The present disclosure relates generally to wireless communication systems, and more particularly to a method for suppressing interference in adaptive beamforming.
Adaptive beamforming is a widely-used technique to achieve maximum capacity and coverage in wireless communication systems. Specifically, adaptive beamforming attempts to configure an away of antennas, in such a way that signals arriving from a desired direction at a specific frequency is detected and accepted while signals arriving from other directions at that specific frequency is rejected. The configuration mechanism typically includes iteratively computing a plurality of weights attributable to their corresponding antennas in the away of antennas to enhance the signal arriving from the desired direction while minimizing or eliminating the signal arriving from other directions. The desired direction is typically found by phasing the feed to each antenna of the away such that signals received or transmitted from all antennas of the away will be in phase in a particular direction.

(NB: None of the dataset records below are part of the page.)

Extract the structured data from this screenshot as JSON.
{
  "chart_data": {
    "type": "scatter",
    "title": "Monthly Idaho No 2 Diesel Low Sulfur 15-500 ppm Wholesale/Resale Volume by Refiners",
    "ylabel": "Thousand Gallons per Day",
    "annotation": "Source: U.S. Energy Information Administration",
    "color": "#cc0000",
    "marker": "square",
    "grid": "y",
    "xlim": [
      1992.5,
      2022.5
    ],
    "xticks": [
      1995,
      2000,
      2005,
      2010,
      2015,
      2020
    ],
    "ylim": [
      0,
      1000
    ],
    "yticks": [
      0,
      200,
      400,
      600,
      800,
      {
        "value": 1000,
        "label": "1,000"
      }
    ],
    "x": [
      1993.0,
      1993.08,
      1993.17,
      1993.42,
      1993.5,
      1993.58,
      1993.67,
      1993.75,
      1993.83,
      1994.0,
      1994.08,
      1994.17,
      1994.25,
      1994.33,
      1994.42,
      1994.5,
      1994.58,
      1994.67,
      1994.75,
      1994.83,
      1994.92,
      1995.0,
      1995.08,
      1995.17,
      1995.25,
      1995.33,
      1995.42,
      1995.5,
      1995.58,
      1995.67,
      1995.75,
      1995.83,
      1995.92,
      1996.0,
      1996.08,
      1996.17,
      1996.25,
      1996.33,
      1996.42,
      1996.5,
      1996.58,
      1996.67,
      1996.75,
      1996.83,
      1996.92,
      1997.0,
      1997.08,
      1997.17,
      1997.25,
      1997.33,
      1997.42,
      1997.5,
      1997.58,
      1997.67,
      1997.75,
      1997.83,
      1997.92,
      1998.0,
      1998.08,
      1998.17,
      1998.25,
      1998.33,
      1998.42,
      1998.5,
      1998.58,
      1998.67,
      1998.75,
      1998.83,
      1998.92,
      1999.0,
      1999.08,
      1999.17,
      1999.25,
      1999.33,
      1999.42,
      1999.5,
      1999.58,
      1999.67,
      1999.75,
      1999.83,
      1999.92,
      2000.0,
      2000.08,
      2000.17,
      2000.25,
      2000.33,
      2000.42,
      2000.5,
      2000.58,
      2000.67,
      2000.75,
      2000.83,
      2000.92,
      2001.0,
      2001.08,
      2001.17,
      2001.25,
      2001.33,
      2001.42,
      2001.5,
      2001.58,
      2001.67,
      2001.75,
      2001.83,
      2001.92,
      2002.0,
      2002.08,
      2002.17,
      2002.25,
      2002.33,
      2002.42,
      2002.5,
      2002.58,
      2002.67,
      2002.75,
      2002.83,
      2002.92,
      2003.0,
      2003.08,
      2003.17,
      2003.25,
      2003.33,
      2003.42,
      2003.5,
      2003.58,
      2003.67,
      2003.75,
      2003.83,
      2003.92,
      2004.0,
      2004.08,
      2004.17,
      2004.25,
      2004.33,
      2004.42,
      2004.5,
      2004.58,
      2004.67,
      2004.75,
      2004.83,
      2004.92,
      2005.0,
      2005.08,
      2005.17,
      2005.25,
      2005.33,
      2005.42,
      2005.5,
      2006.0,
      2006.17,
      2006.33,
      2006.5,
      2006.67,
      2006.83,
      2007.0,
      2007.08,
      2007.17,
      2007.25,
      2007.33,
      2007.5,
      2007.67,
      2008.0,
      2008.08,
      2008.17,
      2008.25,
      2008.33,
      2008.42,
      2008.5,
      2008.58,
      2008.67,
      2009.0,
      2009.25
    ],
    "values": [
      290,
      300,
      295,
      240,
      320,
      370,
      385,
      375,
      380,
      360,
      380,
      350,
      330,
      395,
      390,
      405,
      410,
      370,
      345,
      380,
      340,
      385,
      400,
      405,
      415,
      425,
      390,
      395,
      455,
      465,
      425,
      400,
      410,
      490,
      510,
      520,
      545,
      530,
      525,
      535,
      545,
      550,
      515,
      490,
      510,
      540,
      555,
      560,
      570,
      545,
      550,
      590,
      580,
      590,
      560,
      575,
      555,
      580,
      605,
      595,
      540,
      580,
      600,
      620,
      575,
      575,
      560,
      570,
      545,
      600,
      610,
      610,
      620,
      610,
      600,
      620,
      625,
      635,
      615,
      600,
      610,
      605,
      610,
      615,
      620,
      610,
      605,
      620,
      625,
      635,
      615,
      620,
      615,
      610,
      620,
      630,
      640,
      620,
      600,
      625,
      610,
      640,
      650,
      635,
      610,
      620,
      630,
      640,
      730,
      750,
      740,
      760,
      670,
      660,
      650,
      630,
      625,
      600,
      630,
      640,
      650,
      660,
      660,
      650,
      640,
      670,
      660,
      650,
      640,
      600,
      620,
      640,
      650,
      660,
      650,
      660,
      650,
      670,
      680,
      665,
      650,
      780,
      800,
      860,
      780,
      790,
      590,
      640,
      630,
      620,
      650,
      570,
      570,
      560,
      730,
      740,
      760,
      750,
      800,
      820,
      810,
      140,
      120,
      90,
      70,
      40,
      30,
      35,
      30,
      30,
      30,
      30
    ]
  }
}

On average, beamforming gain of 20 log10(N) can be achieved for a downlink communication while a gain of 10 log10(N) can be achieved for an uplink communication, wherein N is the number of antennas in the antenna array. Capacity increase in antenna array beamforming is mainly attributable to power increase, improvement of channel conditions, and suppression of interference. Power is increased by a factor of 2N in downlink communication, and by a factor of N in uplink communication. The direct power increase can be directly translated to a higher modulation order, thereby leading to a higher capacity. An antenna array improves the channel conditions significantly by optimized combination of multiple incoherent signals. Since the order of the modulation and coding rate depend on the channel conditions, better channel conditions means higher order modulation and low coding rate. Furthermore, good and stable channel conditions yield a more efficient link adaptation, thereby achieving a higher capacity. Finally, an antenna away allows the detection and suppression of multi-cell interference, which are critical in networks that require frequency reuse.
For example, modem communication networks are required to be compatible with a regular cellular network but also available to deliver at least 20 Mbps of data communication throughput per cell. The data throughput represents a 140-fold increase compared to the conventional voice rate of 14.4 kbps, assuming that the sustained data rate is 50 kbps, the average time for a voice call is 3 minutes and the average data time is 2 hours (50*60*2/(14.4*3)≈140). If a modulation order QAM16 is supported on average, the spectrum required per sector will be 5 MHz (20/4). If the network operator has 15 MHz spectrum available in total, the highest frequency reuse will be N=3. However, without a means to suppress same-channel interference, the deployment of frequency reuse (N=3) will yield poor system performance, because interference would render a poor signal-to-noise ratio in the majority of the area that even the more inferior QAM4 can support.
To suppress interference, a variation of adaptive beamforming is used. In null-steering beamforming, instead of enhancing the signal arriving from the desired direction, as given above, the direction in which the desired signal is not preferred is examined, and the output signal power pertaining to that direction is minimized.
However, beamforming calculation is a difficult task because interference occurs unpredictably. Traditional beamforming methods either require detecting interference in the entire frequency-time span of the wireless communication band, thereby yielding a good set of detection data but at a high capacity and processing cost, or detecting interference only in selected portions of the entire frequency-time span, thereby reducing the capacity and processing cost but losing overall data quality due to lack of a complete interference picture. There is currently no efficient method for efficiently detecting interference in a null-steering beamforming approach.
What is desired are methods that provide for more efficient detecting and suppressing of interference for optimizing antenna array capacity.